Well the last few days have been a whirlwind. We have been busy preparing for B1's upcoming heart surgery and suddenly last night we all came down with a nasty cold. Being only 8 days out from surgery, our surgical team and pediatrician have decided that we need to postpone surgery until we are all healthy and germ free.
This is both frustrating and relieving for us. Frustrating because we have been mentally and physically preparing ourselves for THIS day. February 10th was THE day. We had started making plans for my husband to be off work, for my mother and friend to be available to help out with the A and B2. Relieving though, because now we have a few more weeks to breathe before this extremely emotionally taxing event occurs.
More time with our baby, more time to make memories. It may seem a bit morbid to think like that, but who knows what will happen? We have to make the most of the time we have, never knowing what tomorrow will bring. We have to cherish every moment.
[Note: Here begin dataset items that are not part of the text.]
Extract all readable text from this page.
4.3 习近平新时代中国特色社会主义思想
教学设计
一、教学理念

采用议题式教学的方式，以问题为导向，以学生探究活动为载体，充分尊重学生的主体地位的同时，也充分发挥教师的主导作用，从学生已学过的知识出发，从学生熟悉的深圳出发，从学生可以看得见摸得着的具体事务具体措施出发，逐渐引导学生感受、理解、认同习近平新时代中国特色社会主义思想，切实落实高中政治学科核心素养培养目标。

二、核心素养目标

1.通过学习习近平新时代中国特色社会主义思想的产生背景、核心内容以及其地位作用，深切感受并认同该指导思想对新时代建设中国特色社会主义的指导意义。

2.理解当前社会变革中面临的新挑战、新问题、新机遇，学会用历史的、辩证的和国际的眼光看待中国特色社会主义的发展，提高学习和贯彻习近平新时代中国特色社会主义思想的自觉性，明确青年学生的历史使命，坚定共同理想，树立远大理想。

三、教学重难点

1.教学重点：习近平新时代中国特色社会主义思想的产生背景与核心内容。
In other news, we took B1 to the ophthalmologist yesterday hoping to find out why she was having headaches and eye pain, usually at the end of the night. Her cardiologists were convinced it wasn't a blood pressure issues so we were hopeful we would find some answers after having her eyes checked. It turns out that she has astigmatism. Her right eye is worse than the left and apparently her brain isn't using this eye as much as it should be. We are hopeful that with the glasses she will begin to use this eye more. The Dr. requested that she get glasses and wear them at all times while she is awake.
In 8 weeks she will be re evaluated, and if the right eye is still being neglected we will have to start patching her left GOOD eye to force the brain to use the right eye. If we didn't take these preventative measures, she could lose vision permanently in this eye.
I'll have to admit, it was hard to hear that my baby has ANOTHER battle to fight. Something else to deal with. Something else I can't fix. Being helpless as a parent is one of the WORST feelings in the world. It makes you feel sad, angry, depressed and guilty all at the same time. All I can hope is that after all is said and done, my baby girl will be just that much stronger as an adult.